Playfair's first professional experience was as a draughtsman in Matthew Boulton and James Watt's Birmingham steam engine workshop. At this time, the parts of the engine were produced in Birmingham and elsewhere and later assembled on the site where the engine would be used – based in part on Playfair's technical drawings. As an engineer, Playfair gained an appreciation for how visual materials could be used to convey knowledge.
At the beginning of the 1780s Playfair decided to start his own manufacturing business. He soon ran into money problems that would follow him for the rest of his life. These problems led Playfair to seek a literary career, not only for the proceeds from the works themselves, which were often meagre, but also for the doors that published works could open for future business ventures. Between the lines of the biography, one also gets the sense that Playfair was the type of person who simply could not help but express his many opinions publicly.
Playfair's published output revolved around the themes of politics and economics.

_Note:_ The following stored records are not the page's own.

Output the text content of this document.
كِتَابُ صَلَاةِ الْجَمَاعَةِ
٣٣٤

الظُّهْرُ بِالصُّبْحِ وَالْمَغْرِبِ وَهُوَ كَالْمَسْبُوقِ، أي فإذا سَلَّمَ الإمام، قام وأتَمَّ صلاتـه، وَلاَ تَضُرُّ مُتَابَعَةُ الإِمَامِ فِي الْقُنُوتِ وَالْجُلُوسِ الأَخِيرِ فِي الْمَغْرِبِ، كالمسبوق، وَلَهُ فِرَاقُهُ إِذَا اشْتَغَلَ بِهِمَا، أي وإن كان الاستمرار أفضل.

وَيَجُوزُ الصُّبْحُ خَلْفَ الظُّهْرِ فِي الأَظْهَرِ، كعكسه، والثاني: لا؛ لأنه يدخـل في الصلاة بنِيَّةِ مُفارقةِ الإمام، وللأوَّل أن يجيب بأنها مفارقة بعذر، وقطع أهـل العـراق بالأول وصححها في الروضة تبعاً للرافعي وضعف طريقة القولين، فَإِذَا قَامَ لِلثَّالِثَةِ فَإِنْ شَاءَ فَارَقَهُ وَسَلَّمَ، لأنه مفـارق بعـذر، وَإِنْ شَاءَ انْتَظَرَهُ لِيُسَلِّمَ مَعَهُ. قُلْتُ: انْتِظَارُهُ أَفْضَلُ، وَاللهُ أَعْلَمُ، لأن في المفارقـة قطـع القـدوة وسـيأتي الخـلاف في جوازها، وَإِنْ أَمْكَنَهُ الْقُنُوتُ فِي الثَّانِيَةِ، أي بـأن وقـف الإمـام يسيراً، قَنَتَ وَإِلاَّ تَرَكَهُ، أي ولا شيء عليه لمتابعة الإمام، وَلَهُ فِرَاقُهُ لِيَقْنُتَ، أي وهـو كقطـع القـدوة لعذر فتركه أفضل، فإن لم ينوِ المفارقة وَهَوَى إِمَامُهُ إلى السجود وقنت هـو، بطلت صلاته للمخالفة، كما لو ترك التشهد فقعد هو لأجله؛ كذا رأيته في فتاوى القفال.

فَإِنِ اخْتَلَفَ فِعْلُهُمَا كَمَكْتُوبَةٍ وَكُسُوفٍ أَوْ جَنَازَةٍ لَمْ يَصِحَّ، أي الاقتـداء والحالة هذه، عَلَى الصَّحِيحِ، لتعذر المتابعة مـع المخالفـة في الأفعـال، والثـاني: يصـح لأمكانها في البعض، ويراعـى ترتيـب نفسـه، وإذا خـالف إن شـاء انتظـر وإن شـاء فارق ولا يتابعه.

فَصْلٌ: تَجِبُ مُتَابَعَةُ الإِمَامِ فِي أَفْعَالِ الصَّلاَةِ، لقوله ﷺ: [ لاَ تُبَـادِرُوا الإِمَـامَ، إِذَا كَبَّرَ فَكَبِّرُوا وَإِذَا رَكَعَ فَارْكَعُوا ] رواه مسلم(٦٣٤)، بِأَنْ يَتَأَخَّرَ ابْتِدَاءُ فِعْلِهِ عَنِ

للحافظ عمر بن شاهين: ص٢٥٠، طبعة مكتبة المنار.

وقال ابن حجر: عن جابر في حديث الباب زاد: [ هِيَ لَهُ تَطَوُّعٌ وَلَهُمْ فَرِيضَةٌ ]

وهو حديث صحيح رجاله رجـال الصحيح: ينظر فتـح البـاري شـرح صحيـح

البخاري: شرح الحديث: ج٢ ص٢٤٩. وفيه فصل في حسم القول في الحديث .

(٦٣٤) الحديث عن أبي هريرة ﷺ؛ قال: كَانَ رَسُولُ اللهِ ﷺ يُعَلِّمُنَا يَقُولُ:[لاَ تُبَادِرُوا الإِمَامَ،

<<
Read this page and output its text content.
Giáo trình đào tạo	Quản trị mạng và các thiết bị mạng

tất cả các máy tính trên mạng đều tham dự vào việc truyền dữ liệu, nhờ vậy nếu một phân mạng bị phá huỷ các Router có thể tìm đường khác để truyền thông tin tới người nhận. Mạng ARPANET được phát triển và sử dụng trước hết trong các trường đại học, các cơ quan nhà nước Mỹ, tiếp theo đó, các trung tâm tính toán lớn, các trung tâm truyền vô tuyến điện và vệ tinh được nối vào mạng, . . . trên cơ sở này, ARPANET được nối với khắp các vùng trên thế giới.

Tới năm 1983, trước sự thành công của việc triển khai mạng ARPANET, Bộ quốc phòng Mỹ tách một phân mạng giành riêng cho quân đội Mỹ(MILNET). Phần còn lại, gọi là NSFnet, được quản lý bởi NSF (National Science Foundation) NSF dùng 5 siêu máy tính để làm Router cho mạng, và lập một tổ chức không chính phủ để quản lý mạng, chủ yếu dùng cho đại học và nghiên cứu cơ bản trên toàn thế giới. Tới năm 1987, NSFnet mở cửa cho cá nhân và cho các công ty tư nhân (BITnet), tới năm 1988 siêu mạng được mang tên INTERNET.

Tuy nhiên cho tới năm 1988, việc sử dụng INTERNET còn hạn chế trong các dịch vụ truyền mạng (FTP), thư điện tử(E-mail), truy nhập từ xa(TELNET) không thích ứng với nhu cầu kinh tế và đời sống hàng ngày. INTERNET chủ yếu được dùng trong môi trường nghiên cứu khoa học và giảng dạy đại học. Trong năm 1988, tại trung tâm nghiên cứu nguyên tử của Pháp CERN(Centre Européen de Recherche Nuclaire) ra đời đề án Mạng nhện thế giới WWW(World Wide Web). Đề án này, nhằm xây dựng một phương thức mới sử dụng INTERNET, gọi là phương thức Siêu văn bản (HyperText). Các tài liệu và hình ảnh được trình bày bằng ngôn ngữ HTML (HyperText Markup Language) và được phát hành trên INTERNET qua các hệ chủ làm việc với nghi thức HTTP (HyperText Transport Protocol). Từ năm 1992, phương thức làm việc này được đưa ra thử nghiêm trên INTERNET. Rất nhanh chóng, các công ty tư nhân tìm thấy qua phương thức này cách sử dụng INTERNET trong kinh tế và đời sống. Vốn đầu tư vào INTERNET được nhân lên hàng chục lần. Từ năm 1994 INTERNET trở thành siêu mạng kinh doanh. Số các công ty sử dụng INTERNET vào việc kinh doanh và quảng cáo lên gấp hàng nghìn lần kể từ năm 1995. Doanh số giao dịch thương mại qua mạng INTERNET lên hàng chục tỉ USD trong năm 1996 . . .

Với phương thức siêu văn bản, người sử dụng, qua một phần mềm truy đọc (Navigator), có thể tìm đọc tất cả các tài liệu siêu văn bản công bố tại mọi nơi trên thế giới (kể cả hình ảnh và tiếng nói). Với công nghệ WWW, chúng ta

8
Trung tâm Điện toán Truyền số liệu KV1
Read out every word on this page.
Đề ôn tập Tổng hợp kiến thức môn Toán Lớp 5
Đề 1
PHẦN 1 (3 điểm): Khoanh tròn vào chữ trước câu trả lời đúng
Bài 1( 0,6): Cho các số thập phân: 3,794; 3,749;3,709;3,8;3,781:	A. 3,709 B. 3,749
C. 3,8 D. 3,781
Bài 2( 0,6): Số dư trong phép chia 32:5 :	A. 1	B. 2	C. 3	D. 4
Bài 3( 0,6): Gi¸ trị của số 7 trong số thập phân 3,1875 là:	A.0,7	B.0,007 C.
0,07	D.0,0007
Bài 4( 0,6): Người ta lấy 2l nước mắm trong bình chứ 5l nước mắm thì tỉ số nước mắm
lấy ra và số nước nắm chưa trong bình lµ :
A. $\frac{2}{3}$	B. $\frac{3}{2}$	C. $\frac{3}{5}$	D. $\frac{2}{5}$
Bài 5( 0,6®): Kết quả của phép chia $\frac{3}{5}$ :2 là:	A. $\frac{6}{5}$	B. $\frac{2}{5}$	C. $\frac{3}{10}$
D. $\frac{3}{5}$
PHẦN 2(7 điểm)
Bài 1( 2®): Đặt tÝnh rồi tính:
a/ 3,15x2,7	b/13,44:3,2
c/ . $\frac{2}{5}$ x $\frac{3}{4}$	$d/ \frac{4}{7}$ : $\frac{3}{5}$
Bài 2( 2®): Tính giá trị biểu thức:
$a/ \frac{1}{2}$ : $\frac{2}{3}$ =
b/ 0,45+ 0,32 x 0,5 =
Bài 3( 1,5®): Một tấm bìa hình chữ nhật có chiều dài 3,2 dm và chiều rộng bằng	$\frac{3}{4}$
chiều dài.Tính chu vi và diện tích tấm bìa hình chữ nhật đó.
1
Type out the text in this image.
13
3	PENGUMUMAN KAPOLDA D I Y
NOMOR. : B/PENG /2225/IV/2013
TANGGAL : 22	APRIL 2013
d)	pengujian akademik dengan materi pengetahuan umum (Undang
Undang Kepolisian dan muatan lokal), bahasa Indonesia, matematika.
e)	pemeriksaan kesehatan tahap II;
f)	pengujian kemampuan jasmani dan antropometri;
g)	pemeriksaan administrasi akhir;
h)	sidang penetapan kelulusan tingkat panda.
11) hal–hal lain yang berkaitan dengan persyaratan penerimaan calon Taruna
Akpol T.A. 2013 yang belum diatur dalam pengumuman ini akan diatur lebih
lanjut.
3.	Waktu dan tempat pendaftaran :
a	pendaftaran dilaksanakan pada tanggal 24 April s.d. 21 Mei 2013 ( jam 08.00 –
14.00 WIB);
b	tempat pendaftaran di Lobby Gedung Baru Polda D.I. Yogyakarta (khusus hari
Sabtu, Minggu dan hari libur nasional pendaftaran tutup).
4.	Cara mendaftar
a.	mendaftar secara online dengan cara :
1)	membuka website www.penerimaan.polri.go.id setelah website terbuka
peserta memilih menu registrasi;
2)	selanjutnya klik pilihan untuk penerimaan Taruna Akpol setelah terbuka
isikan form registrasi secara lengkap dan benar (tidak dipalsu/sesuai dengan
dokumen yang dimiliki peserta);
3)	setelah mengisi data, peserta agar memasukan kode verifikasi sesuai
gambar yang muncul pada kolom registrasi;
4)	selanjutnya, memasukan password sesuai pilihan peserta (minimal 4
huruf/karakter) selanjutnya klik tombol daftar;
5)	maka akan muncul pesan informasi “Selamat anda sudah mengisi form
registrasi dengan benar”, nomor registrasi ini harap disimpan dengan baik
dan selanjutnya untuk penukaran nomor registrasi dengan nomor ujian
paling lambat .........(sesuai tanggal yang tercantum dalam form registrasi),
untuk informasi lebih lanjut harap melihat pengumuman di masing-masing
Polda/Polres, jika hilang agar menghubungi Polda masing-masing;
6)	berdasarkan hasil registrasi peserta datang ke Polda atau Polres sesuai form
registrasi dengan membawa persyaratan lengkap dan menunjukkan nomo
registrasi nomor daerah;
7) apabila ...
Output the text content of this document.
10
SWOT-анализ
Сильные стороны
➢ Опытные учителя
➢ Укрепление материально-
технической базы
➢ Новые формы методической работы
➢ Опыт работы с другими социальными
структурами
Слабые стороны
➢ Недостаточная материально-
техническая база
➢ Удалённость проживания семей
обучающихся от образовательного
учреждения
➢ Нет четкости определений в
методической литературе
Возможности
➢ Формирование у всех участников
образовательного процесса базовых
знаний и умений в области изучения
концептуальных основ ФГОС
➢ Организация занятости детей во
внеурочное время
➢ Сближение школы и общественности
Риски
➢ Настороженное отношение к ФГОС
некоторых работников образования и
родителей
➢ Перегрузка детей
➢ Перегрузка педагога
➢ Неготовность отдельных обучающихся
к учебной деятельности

His political works, like his 1787 publication Joseph and Benjamin, which features a fictionalized dialogue between the Holy Roman Emperor and Benjamin Franklin, tend to have been forgotten, whereas his statistical economic works have now entered the historical record. Playfair's masterpiece, The Commercial and Political Atlas, was published in 1786 and features forty graphs, mostly of time-series data relating to international trade – themes that Playfair developed from Scottish Enlightenment figures like Adam Smith and Adam Ferguson. Its many contemporary admirers included the French King Louis XVI, who granted Playfair a patent to set up a manufacturing operation in Paris.
Bellhouse is an even-handed guide through the many twists and turns of Playfair's life, which include a failed scheme to settle French immigrants in the United States, an escape from the French Revolution, the founding and failure of a commercial bank, later desperate attempts at extortion, and ultimately imprisonment as a debtor. In comparison to the sometimes overwhelming detail of these tribulations, Bellhouse's commentary on Playfair's graphs themselves, reproduced handsomely in the volume, is restrained, often deferring to contemporary reviews. While this is understandable given the sensationalism that has elsewhere surrounded Playfair, when they do appear, these commentaries, such as the discussion of techniques Playfair used to smooth his data (pp. 59–60), are informative.
One theme that comes across implicitly in this fine biography is the polemical nature of the print culture of Playfair's day. Might this hold clues as to why Playfair's work fascinates us today? Bellhouse shows that Playfair's graphs were almost always designed to make a political point – about the national debt, the balance of trade or even the rise and fall of nations. Our polarized age of social media has a similarly contentious atmosphere, and the types of chart that Playfair invented not only make numerical relationships easier to perceive and comprehend but also readily inspire political interpretations. Time-series charts, rightly or wrongly, invite causal speculation about events and future trends. Historians and social scientists interested in pursuing these larger questions will find much of value in The Flawed Genius of William Playfair.